LEAD La 2e session des pourparlers irano-américains a eu lieu dans une atmosphère "constructive" et de nouvelles négociations seront prévues (MAE iranien)
Le ministre iranien des Affaires étrangères, Abbas Araghchi, a déclaré mardi que la deuxième session de pourparlers indirects entre l'Iran et les Etats-Unis s'était tenue à Genève, en Suisse, dans une atmosphère plus "constructive" que lors de la précédente session à Oman.

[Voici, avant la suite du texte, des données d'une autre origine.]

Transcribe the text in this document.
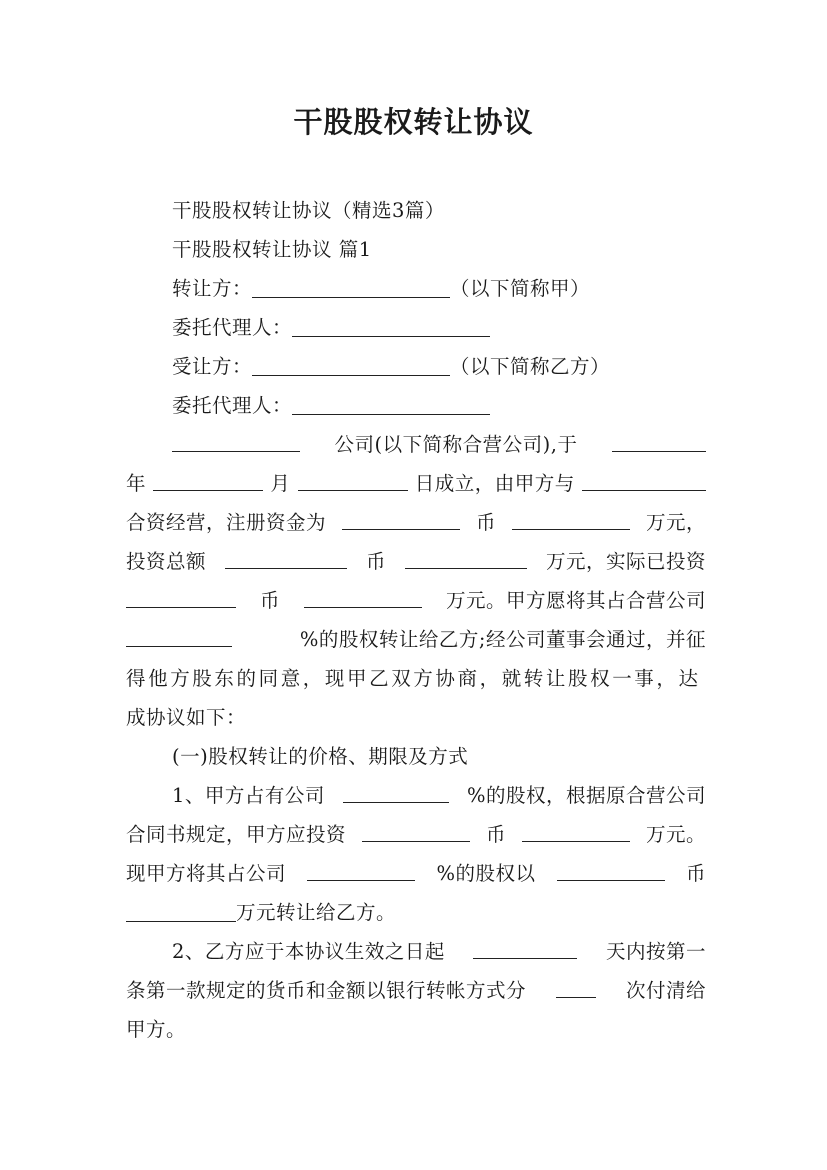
干股股权转让协议
干股股权转让协议（精选3篇）
干股股权转让协议 篇1
转让方：	（以下简称甲）
委托代理人：
受让方：	（以下简称乙方）
委托代理人：
公司(以下简称合营公司),于
年	月	日成立，由甲方与
合资经营，注册资金为	币	万元，
投资总额	币	万元，实际已投资
币	万元。甲方愿将其占合营公司
%的股权转让给乙方;经公司董事会通过，并征
得他方股东的同意，现甲乙双方协商，就转让股权一事，达
成协议如下：
(一)股权转让的价格、期限及方式
1、甲方占有公司	%的股权，根据原合营公司
合同书规定，甲方应投资	币	万元。
现甲方将其占公司	%的股权以	币
万元转让给乙方。
2、乙方应于本协议生效之日起	天内按第一
条第一款规定的货币和金额以银行转帐方式分	次付清给
甲方。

M. Araghchi a tenu ces propos au cours d'un entretien accordé à la chaîne publique iranienne IRIB TV, après la clôture des négociations nucléaires entre les délégations iranienne et américaine, sous médiation omanaise, qui ont eu lieu dans l'ambassade d'Oman à Genève.

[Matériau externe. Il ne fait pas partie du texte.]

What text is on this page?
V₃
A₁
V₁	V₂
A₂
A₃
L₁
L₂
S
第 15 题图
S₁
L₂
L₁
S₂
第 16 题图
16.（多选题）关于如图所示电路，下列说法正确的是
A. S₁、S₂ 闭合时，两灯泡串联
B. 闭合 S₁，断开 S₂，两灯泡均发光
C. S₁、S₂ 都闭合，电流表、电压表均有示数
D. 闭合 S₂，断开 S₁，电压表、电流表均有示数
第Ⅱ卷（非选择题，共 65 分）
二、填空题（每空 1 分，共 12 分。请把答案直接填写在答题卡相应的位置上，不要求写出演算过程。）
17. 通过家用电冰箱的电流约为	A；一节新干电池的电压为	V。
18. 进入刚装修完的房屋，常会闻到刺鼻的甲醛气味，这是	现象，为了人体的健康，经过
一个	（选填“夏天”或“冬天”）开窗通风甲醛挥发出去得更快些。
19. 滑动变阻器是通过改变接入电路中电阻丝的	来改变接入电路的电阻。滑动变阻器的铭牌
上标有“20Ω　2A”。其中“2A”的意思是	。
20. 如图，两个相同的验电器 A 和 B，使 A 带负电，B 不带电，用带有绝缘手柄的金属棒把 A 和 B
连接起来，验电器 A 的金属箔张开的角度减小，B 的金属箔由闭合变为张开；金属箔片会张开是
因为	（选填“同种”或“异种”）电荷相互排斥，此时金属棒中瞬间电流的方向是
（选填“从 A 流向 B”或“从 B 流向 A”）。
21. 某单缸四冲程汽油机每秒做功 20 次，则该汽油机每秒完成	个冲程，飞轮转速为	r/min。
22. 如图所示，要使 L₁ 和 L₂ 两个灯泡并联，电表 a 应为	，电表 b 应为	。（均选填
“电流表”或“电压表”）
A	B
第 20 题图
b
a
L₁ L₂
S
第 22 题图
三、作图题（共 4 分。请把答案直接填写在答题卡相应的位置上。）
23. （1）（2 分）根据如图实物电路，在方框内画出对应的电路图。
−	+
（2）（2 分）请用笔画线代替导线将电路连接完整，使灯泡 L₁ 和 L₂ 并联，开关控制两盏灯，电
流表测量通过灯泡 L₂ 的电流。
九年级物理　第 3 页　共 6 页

"Différentes idées ont été proposées et ont fait l'objet de discussions sérieuses. En fin de compte, nous sommes parvenus à une entente générale sur une série de principes directeurs, sur la base desquels nous avancerons désormais en vue de rédiger le texte d'un potentiel accord", a-t-il expliqué.

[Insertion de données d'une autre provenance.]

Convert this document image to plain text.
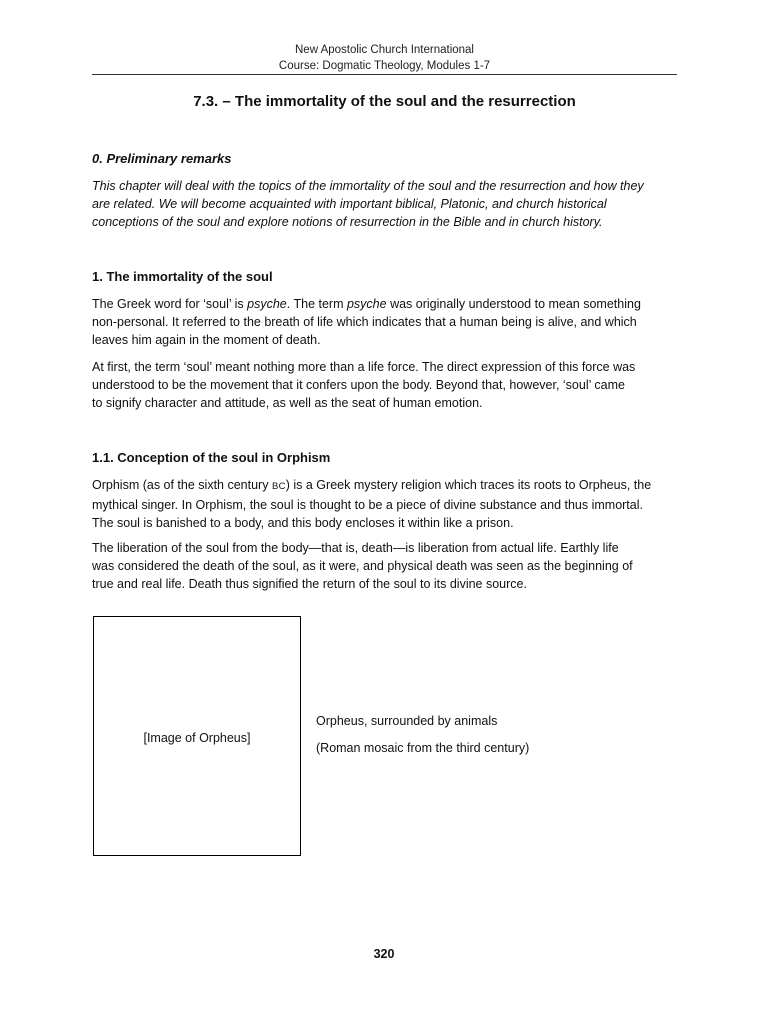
New Apostolic Church International
Course: Dogmatic Theology, Modules 1-7
7.3. – The immortality of the soul and the resurrection
0. Preliminary remarks
This chapter will deal with the topics of the immortality of the soul and the resurrection and how they
are related. We will become acquainted with important biblical, Platonic, and church historical
conceptions of the soul and explore notions of resurrection in the Bible and in church history.
1. The immortality of the soul
The Greek word for ‘soul’ is psyche. The term psyche was originally understood to mean something
non-personal. It referred to the breath of life which indicates that a human being is alive, and which
leaves him again in the moment of death.
At first, the term ‘soul’ meant nothing more than a life force. The direct expression of this force was
understood to be the movement that it confers upon the body. Beyond that, however, ‘soul’ came
to signify character and attitude, as well as the seat of human emotion.
1.1. Conception of the soul in Orphism
Orphism (as of the sixth century BC) is a Greek mystery religion which traces its roots to Orpheus, the
mythical singer. In Orphism, the soul is thought to be a piece of divine substance and thus immortal.
The soul is banished to a body, and this body encloses it within like a prison.
The liberation of the soul from the body—that is, death—is liberation from actual life. Earthly life
was considered the death of the soul, as it were, and physical death was seen as the beginning of
true and real life. Death thus signified the return of the soul to its divine source.
[Image of Orpheus]

Orpheus, surrounded by animals

(Roman mosaic from the third century)

320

"Cela ne signifie pas que nous pourrons rapidement conclure un accord, mais au moins, la voie a été ouverte", a nuancé M. Araghchi. "Nous espérons que cela sera fait aussi vite que possible et nous sommes prêts à y consacrer le temps nécessaire."
Le chef de la diplomatie iranienne a ajouté qu'aucune date n'avait encore été fixée pour la prochaine session de pourparlers. Néanmoins, les deux parties sont convenues de travailler sur les ébauches d'un potentiel accord, de se les échanger, puis de prévoir un prochain cycle de négociations.
"Nous avons à présent une vision plus claire de ce qui doit être fait dans la poursuite de cette voie (diplomatique)", a affirmé M. Araghchi.
Après le début des discussions, l'Iran a annoncé la fermeture temporaire de certaines parties du détroit d'Ormuz pour respecter les principes de sécurité et de navigation durant son exercice militaire à tir réel "Contrôle intelligent du détroit d'Ormuz".
Mardi également, le guide suprême iranien Ali Khamenei a déclaré que le président américain Donald Trump, tout comme ses prédécesseurs, serait incapable de détruire la République islamique.
Il répondait aux propos prononcés vendredi par M. Trump, qui a une nouvelle fois menacé l'Iran d'actions militaires et affirmé que le renversement de son gouvernement "serait la meilleure chose qui pourrait arriver".
La première session de négociations nucléaires indirectes s'est tenue le 6 février dans la capitale omanaise Mascate. La reprise du processus diplomatique intervient dans un contexte de tensions accrues entre l'Iran et les Etats-Unis et de renforcement de la présence militaire américaine dans la région du Moyen-Orient.